Konzeptionelle Entscheidungen sind vielschichtig

Bei der Konzeption der User-Interfaces von interaktiven Produkten oder Services werden zahlreiche Entscheidungen auf verschiedenen Ebenen getroffen – explizit oder implizit. Ohne explizite Konzepte entscheidet oft notgedrungen der Entwickler. Eine gute User Experience erreicht man anders.

Entscheidungen explizit treffen

Die Konzeption interaktiver Systeme oder Services bedeutet das Treffen einer Vielzahl von Entscheidungen. Jeder Wireframe, jedes Ablaufdiagramm und jede Design-Vorgabe enthalten Entscheidungen zu typischen Fragestellungen im User-Interface-Design. Um Konzepte mit guten Vorgaben und abgestimmt mit der Entwicklung spezifizieren und umsetzen zu können, sollten diese frühzeitig bekannt und mit wichtigen Stakeholdern abgestimmt werden. Dabei ist es wichtig, Entscheidungen nicht nur implizit, sondern explizit zu treffen. Das heißt regelbasiert (Was ist das Gestaltungsprinzip hinter dem Vorschlag?), für alle Stakeholder sichtbar (also erfahrbar, z. B. über Szenarien, Skizzen oder Prototypen) und bzgl. der Konsequenzen (hinsichtlich der Stakeholderanforderungen) bewertbar. Gibt es bereits implizit getroffene Entscheidungen, müssen diese explizit gemacht werden.

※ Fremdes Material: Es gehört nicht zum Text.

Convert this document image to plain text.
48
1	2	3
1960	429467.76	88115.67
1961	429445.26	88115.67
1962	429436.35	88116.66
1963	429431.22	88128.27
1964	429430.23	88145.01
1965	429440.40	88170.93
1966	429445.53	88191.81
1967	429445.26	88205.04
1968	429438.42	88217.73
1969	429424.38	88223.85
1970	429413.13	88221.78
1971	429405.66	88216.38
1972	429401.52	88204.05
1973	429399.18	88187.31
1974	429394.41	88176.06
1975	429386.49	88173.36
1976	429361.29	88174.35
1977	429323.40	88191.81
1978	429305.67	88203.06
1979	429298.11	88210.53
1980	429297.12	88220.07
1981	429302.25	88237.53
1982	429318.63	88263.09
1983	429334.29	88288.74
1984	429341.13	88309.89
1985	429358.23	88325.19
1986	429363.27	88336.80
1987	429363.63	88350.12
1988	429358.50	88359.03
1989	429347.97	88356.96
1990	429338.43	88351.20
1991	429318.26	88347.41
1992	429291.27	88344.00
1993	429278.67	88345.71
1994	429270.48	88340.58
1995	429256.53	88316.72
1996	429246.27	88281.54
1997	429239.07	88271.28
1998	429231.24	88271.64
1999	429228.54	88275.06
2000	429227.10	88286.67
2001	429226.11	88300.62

Konzeptionelle Entscheidungen können unterschiedlich weitreichend sein, verschiedene Detailgrade aufweisen und sich auf diverse Bereiche eines interaktiven Systems beziehen. So kann es beispielsweise darum gehen, die Interaktionsabläufe (z. B. die Schritte in einem Checkout-Prozess) zu gestalten, über die farbliche Hervorhebung von Schaltflächen zu entscheiden, oder aber ganz grundsätzliche Richtungsentscheidungen, darüber was ein System können soll, zu treffen.

Um eine ganzheitliche User Experience zu erreichen, muss der Fokus auf die Nutzung, also die Perspektive des Nutzers bewahrt werden. Hierzu wird eine Systematik benötigt, um notwendige, explizit zu treffende Entscheidungen zu erkennen und bereits getroffene Entscheidungen einordnen zu können.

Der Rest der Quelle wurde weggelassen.